I also believe that the Appeals Council properly rejected the AU’s credibility findings. The Council specifically addressed the issue of the side effects of her medication and concluded that the “low” and “routine” maintenance level doses of the medication caused only minimal side effects. Record at 8. Although the Council did not specifically address her employer’s testimony, that testimony merely corroborated Parker’s statements regarding the side effects. When the Council rejected her testimony concerning the side effects of the medication, it obviously rejected her employer’s testimony. See Parker v. Bowen, 788 F.2d at 1521 n. 11 (en banc) (“the reviewing court’s function is not frustrated if the Appeals Council’s implicit rejection and explanation are sufficiently clear”). The Council also implicitly discredited the testimony that she had to lie down for fifteen to twenty minutes every two to three hours when it concluded that her ability to perform her daily activities and her ability to care for herself were not significantly affected. Finally, the Council had “good cause” for discrediting Dr.
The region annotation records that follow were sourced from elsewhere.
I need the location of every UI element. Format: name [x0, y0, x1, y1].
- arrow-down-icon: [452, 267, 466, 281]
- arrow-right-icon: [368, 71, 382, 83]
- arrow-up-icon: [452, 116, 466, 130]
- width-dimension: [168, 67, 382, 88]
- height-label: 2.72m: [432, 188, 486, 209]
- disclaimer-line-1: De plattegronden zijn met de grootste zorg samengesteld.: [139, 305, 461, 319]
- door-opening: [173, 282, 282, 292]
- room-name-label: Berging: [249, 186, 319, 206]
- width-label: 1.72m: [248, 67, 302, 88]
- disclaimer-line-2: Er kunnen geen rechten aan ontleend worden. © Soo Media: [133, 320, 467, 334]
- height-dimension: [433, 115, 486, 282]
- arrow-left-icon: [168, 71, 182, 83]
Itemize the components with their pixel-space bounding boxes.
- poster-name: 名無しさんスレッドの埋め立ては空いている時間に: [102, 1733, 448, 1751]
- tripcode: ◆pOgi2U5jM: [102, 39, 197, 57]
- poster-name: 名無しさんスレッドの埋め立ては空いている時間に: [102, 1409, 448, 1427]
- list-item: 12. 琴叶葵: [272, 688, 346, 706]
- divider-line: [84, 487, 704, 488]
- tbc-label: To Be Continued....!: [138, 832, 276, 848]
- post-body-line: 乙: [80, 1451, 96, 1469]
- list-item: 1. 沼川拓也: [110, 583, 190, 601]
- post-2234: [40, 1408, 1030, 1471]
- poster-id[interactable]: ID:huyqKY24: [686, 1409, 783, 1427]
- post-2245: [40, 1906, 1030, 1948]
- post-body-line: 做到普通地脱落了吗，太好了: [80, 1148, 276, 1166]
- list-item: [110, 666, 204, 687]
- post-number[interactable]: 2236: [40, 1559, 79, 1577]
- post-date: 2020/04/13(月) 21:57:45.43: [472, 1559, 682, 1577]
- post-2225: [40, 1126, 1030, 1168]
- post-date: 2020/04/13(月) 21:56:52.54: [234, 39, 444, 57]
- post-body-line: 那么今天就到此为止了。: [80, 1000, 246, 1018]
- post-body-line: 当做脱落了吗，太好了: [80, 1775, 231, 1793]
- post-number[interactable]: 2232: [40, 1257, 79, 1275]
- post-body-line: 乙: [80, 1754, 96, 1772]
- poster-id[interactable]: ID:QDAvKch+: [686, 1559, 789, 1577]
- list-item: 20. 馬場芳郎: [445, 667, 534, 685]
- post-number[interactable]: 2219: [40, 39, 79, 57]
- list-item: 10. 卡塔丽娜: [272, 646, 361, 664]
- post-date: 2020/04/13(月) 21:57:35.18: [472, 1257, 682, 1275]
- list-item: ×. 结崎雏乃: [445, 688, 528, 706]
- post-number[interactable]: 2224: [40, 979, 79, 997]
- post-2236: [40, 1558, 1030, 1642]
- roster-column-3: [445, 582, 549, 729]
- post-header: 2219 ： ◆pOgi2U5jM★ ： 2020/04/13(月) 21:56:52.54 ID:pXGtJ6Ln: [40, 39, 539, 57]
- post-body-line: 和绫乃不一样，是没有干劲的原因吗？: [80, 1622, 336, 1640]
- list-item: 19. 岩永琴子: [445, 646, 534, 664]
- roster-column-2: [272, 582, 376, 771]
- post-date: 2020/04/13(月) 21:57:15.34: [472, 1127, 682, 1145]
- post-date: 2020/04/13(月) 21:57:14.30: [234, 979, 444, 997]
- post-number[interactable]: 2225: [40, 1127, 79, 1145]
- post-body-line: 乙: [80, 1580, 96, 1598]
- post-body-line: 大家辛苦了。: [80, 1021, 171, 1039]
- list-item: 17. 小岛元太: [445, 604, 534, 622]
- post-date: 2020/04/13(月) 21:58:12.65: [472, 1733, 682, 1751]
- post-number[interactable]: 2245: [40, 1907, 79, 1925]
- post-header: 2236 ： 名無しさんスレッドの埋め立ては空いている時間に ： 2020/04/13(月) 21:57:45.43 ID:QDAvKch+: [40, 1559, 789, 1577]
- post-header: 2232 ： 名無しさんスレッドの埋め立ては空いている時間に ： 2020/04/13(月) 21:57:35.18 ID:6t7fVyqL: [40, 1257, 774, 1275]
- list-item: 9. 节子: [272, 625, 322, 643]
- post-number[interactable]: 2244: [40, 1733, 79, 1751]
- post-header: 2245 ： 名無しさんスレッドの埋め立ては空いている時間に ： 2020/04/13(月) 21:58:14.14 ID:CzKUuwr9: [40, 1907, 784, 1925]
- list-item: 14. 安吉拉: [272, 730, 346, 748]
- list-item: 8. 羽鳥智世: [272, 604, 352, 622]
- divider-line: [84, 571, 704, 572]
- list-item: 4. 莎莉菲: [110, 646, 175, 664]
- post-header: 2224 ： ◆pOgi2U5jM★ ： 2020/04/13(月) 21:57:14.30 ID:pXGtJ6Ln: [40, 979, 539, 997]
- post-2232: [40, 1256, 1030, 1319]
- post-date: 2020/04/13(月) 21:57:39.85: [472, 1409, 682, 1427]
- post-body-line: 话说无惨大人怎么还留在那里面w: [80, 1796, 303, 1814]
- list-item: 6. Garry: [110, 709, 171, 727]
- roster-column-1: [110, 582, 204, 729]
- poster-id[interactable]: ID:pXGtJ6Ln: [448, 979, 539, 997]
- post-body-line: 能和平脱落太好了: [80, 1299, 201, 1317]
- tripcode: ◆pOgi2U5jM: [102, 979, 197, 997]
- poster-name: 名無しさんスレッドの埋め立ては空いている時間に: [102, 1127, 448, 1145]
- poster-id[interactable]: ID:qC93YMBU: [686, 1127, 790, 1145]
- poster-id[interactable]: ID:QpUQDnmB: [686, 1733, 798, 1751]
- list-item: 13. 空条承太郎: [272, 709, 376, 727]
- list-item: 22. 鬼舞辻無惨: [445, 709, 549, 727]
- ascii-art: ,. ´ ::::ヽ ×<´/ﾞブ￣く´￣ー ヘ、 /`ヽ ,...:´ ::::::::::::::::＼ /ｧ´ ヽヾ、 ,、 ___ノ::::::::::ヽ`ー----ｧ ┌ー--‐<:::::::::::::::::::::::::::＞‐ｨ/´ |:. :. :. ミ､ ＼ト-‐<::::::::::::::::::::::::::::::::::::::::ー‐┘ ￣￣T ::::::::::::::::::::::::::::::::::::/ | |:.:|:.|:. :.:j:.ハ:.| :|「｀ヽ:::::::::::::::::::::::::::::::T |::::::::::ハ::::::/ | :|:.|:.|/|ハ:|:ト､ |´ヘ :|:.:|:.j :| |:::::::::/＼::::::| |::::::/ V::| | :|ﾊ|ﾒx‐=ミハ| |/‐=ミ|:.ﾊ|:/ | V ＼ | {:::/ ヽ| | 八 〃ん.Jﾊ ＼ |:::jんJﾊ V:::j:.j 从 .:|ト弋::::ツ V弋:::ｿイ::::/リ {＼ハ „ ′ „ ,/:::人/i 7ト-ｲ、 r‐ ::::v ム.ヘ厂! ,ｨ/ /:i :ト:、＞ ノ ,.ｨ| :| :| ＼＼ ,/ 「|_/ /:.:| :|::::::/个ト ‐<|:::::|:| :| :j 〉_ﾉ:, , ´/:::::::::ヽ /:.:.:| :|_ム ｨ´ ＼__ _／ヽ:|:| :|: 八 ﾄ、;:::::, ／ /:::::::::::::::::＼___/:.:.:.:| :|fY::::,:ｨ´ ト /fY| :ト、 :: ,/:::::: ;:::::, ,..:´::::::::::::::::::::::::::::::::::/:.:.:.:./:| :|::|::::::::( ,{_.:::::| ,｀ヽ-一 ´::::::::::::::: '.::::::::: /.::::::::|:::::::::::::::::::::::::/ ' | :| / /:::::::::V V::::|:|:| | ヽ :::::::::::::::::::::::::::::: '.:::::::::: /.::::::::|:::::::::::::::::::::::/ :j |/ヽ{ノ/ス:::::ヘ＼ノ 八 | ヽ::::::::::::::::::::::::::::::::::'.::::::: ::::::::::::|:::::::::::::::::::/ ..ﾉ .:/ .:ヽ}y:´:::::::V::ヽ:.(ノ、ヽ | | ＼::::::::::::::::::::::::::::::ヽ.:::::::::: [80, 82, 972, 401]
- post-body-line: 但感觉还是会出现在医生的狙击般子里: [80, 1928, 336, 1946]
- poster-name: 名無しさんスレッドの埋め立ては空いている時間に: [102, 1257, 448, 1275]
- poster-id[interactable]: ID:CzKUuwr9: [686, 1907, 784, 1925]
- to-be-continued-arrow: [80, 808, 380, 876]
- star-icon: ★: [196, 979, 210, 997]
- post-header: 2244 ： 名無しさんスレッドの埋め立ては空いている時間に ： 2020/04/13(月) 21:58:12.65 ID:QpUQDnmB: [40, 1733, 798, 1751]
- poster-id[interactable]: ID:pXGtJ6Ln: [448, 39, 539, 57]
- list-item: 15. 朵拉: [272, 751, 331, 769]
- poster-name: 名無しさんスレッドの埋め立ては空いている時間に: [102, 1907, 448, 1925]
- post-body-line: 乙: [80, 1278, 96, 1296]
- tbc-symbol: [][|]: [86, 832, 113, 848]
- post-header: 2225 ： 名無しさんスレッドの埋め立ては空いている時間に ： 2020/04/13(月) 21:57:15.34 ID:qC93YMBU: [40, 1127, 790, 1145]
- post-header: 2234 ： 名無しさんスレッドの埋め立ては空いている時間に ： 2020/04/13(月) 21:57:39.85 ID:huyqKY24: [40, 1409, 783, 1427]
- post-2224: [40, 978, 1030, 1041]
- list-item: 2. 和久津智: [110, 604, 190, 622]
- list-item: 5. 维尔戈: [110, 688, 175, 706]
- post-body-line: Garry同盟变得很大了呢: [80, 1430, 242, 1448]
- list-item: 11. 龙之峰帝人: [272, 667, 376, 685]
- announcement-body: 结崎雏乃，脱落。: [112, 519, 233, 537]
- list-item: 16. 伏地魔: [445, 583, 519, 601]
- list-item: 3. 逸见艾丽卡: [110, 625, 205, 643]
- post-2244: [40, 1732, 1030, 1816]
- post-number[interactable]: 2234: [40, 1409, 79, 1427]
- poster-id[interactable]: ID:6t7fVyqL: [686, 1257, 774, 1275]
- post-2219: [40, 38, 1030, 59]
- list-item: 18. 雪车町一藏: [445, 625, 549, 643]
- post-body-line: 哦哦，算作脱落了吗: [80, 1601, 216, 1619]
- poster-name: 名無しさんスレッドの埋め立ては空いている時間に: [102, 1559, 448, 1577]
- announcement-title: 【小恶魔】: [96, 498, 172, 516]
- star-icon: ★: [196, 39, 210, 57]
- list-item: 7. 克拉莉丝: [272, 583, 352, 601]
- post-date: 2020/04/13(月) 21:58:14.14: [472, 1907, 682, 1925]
Todd’s findings. The Council relied on SSR-82-55, which provided that hypertension without significant end organ damage is not a severe impairment. Although the current status of 82-55 is “[ojbsoleted without replacement,” it does not necessarily follow that the Secretary has taken the position that “minimal” end organ damage is sufficient. I am aware that in Flynn minimal end organ damage was sufficient; however, the medical evidence in that case was much stronger and the claimant suffered from several impairments, the cumulative effect of which resulted in a finding of severe impairment. Moreover, the record in this case does not support a finding of minimal end organ damage.

In conclusion, I would affirm the decision of the district court. The substantial evidence of the record supports the Appeals Council’s decision, and the Council’s credibility findings satisfy the requirements set forth in Parker v. Heckler (en banc).